Acho que houve uma reação negativa, mas parcialmente. As redes estão divididas. No Instagram, por exemplo, tem um elogio atrás do outro. Já outras redes, como o Facebook, são terra de ninguém. Sabemos que a reação costuma vir dos hatters. Acho pesado dizer que as redes tiveram uma reação negativa. Mas a história tomou uma escala que eu não esperava.

Os vídeos da Empiricus em defesa da Bettina e da equipe de marketing da empresa são uma reação ao que se viu nas redes sociais?
Tenho conversado com ela e com a família o tempo todo. Ela sabe do suporte de toda a companhia e dos 330 mil assinantes. Toda a campanha partiu da Bettina. Estamos meio acostumados com algumas reações, já que a Empiricus precisa orientar o investidor a comprar e vender, sempre tem o antagonismo. Só temos dois botões para apertar, compra ou vende. Se as críticas tivessem vindo dos meus assinantes, sinceramente, estaria preocupado.

Houve reação também de economistas e de agentes do mercado financeiro.
Essa crítica superficial me incomoda. Também incomoda o que dizem os liberais brasileiros que são de quermesse. O liberalismo vale desde que faça do jeito deles. Acham que a comunicação deve ser regulada pelo poder estatal, são contra a liberdade financeira. Além disso, houve muita crítica do segmento machista.
 

Você acredita que acertou na comunicação no caso do vídeo em que Bettina narra seu enriquecimento? 
Ela diz que o “sistema financeiro é corrompido, manipulado por instituições gigantes que lucram em cima da sua falta de conhecimento”.
Bettina é copywritter, responsável por escrever cartas e fazer anúncios, e se dispôs a gravar, a fazer os vídeos de conteúdo. Sou o estrategista de ações. O conteúdo que foi para o ar também foi aprovado por ela após um compliance interno. A Empiricus foi criada para oferecer informações de investimento não conflitadas. É fato que, quando vamos ao banco, o gerente empurra o que é melhor para ele e para instituição financeira, por isso tem as casas de pesquisa independentes, como a nossa. Sim, os bancos no geral não gostam da Empiricus.

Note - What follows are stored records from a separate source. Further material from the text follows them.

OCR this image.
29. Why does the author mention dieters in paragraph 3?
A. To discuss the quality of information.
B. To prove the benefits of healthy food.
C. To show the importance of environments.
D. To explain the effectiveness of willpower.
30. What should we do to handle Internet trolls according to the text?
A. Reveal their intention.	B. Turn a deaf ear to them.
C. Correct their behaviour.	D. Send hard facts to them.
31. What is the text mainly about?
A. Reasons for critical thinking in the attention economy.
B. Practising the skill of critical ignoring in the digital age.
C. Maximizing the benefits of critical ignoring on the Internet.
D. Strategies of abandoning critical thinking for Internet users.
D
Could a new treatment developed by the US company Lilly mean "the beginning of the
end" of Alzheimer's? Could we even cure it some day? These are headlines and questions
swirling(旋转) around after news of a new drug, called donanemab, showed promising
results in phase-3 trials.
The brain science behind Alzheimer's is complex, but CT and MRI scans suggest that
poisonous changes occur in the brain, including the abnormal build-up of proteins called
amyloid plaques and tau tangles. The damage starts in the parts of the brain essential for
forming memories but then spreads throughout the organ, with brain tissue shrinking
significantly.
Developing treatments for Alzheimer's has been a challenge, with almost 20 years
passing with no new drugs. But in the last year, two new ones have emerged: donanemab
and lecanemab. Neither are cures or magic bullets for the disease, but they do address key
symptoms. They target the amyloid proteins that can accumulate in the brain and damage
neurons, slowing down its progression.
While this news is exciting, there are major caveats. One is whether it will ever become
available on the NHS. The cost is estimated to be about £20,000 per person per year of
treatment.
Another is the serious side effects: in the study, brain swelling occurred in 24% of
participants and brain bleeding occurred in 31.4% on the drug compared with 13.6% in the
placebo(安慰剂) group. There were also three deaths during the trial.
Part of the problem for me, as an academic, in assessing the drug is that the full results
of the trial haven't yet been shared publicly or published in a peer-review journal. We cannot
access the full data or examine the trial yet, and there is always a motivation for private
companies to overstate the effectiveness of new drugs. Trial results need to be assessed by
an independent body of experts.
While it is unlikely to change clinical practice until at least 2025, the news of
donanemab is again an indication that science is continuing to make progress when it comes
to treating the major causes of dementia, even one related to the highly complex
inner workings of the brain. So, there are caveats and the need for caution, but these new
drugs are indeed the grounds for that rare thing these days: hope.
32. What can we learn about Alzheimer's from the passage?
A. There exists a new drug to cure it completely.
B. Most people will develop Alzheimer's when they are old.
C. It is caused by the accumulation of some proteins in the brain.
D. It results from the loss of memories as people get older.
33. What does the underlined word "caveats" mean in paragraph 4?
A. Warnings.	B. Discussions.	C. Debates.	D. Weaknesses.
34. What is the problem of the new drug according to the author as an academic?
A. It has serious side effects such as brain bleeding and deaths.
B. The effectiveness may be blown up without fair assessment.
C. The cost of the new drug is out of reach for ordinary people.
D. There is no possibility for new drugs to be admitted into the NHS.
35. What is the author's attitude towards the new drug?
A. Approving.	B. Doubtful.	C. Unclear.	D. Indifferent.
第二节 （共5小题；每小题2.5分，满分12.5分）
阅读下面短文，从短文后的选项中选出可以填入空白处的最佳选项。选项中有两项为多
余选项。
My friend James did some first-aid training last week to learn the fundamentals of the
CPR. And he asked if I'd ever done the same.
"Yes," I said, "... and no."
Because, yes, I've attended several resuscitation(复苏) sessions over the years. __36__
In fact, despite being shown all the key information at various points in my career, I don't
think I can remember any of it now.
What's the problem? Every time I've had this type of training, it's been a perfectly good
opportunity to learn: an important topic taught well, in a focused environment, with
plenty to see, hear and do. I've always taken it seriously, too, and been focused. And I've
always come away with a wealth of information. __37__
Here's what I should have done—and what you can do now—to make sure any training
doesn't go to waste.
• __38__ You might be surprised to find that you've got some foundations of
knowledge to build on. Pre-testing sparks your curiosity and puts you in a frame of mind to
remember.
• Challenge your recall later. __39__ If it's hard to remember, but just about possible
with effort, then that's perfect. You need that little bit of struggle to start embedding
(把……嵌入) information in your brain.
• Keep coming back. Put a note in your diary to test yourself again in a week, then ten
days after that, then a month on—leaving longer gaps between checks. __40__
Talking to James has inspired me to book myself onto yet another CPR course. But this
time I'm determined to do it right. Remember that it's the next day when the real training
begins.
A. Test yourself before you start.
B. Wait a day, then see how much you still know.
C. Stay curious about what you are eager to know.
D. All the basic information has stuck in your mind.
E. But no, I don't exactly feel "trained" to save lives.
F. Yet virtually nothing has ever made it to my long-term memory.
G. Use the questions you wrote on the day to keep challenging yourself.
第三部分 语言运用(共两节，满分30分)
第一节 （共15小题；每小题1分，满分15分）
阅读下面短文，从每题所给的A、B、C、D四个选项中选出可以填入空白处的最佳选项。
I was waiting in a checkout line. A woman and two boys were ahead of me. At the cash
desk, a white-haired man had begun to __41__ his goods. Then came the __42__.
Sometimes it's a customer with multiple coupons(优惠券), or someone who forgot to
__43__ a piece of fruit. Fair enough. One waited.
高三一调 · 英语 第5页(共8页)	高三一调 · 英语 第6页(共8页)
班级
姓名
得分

O episódio serviu para melhorar a educação financeira do brasileiro ou pode ter gerado mais desconfiança?
Acho que teve uma enorme contribuição para a educação financeira. Nunca se falou tanto de investimento, ainda que viesse com tanta desconfiança. 
 
EMPIRICUS
 
A Empiricus comunica que foi notificada sobre uma multa de R$ 40 mil (valor à vista) encaminhada pelo Procon, sobre a qual ainda cabe recurso. A empresa lamenta a divulgação sensacionalista da informação errônea de que teria sido multada em R$ 9 milhões. Por fim, a Empiricus reforça que a peça em questão direcionou os interessados para um curso gratuito de educação financeira, feito por uma equipe de 32 especialistas.